November 3, 2010
Supreme Court Divided On California Videogame Law
The Supreme Court appeared divided on Tuesday over a California ban on the sale or rental of ultra-violent video games to minors.
While at times expressing sympathy with the law, the justices emphasized that the ban faces a high constitutional hurdle before going into effect.
The law, approved by California in 2005, would subject retailers to fines of $1,000 for renting or selling videogames labeled violent to anyone aged 17 or younger. The law defines a violent videogame as one depicting "killing, maiming, dismembering, or sexually assaulting an image of a human being."
Although the ban applies to the direct sale of violent games to minors, parents would still be able to purchase the games for their children.
A lower court overturned the ban in 2007, ruling that it infringed upon the free speech clause in the First Amendment to the Constitution.

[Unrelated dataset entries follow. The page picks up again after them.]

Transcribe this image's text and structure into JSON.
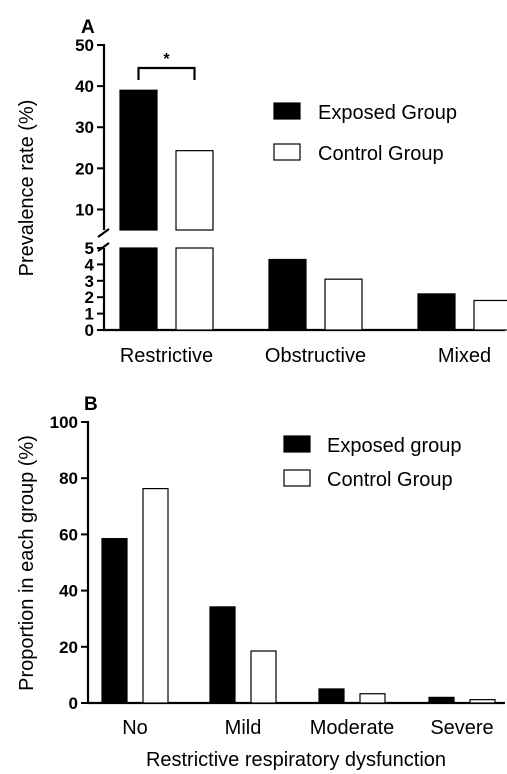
{
  "chart_data": [
    {
      "panel_label": "A",
      "type": "bar",
      "categories": [
        "Restrictive",
        "Obstructive",
        "Mixed"
      ],
      "series": [
        {
          "name": "Exposed Group",
          "values": [
            39.0,
            4.3,
            2.2
          ],
          "fill": "#000000"
        },
        {
          "name": "Control Group",
          "values": [
            24.3,
            3.1,
            1.8
          ],
          "fill": "#ffffff"
        }
      ],
      "ylabel": "Prevalence rate (%)",
      "broken_axis": {
        "lower": [
          0,
          5
        ],
        "upper": [
          5,
          50
        ]
      },
      "yticks_lower": [
        "0",
        "1",
        "2",
        "3",
        "4",
        "5"
      ],
      "yticks_upper": [
        "10",
        "20",
        "30",
        "40",
        "50"
      ],
      "significance": {
        "label": "*",
        "between": "Restrictive"
      },
      "legend_position": "upper-right",
      "grid": false
    },
    {
      "panel_label": "B",
      "type": "bar",
      "categories": [
        "No",
        "Mild",
        "Moderate",
        "Severe"
      ],
      "series": [
        {
          "name": "Exposed group",
          "values": [
            58.5,
            34.2,
            5.0,
            2.0
          ],
          "fill": "#000000"
        },
        {
          "name": "Control Group",
          "values": [
            76.3,
            18.5,
            3.3,
            1.2
          ],
          "fill": "#ffffff"
        }
      ],
      "xlabel": "Restrictive respiratory dysfunction",
      "ylabel": "Proportion in each group (%)",
      "ylim": [
        0,
        100
      ],
      "yticks": [
        "0",
        "20",
        "40",
        "60",
        "80",
        "100"
      ],
      "legend_position": "upper-right",
      "grid": false
    }
  ]
}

A higher federal court upheld that ruling in 2009, after which California Governor Arnold Schwarzenegger appealed the case to the Supreme Court.
California is arguing the case based on a 1968 Supreme Court decision that prohibited the sale to minors of magazines with images of naked women. Lawyers for the state argue the videogame ban reflects a similar attempt to protect minors.
While the case of "Schwarzenegger v. Entertainment Merchants Association" offers a test of the First Amendment's free speech clause, the high court has been reluctant to define free speech exceptions. Earlier this year, the court struck down a ban on so-called "crush videos" that show the actual deaths of animals.
Speaking during oral arguments in the current case, Justice Antonin Scalia said the California ban was an attempt to usher in a "brand new area" in which speech could be restricted due to violence.
"What's next? Drinking? Smoking?" he said.
"Why is this particular restriction OK and not others?"
In a separate exchange, Justice Samuel Alito questioned lawyers representing videogame makers and retailers about the right states had to protect children from violence in videogames.
"Your argument is that there is nothing that a state can do to restrict access to minors to the most violent content?" Alito asked.
Paul M. Smith, a lawyer for the Entertainment Merchants Association, replied that California authorities "have not shown any compelling problem requiring a regulation," and that there were no scientific studies showing negative and harmful effects on minors due to viewing violent videogames.
Chief Justice John Roberts hinted that he might be open to supporting the law, noting that "we have a tradition in this country... we protect children."
"In these video games the child is not sitting there passively watching something. The child is doing the killing. The child is doing the maiming. And I suppose that might be understood to have a different impact on the child's moral development." he said.
Justice Stephen Breyer also appeared open to supporting the law, saying it made no sense to permit bans on minors from accessing pornography and not be able to block them from ultra-violent video games.
What if a video game depicted "gratuitous torture of children?" he asked.
"'Now you can't buy a naked woman, but you can go and buy that,' you say to the 13-year-old. Now what sense is there to that?"
"Why isn't it common sense to say a state has the right to say, 'Parent, you want this for your child? You go buy it yourself,'" he said.
Justice Sotomayor cited the challenges with enforcing such a ban, noting that the law prohibits minors from purchasing video games that show violence to people. What if, she asked, game designers simply made a few simple anatomical changes to the human beings depicted in the games?
"Would a video game that portrayed a Vulcan as opposed to a human being, being maimed and tortured, would that be covered by the act?" she asked.
Such changes would then make the game legal to sell to minors, said lawyers for California.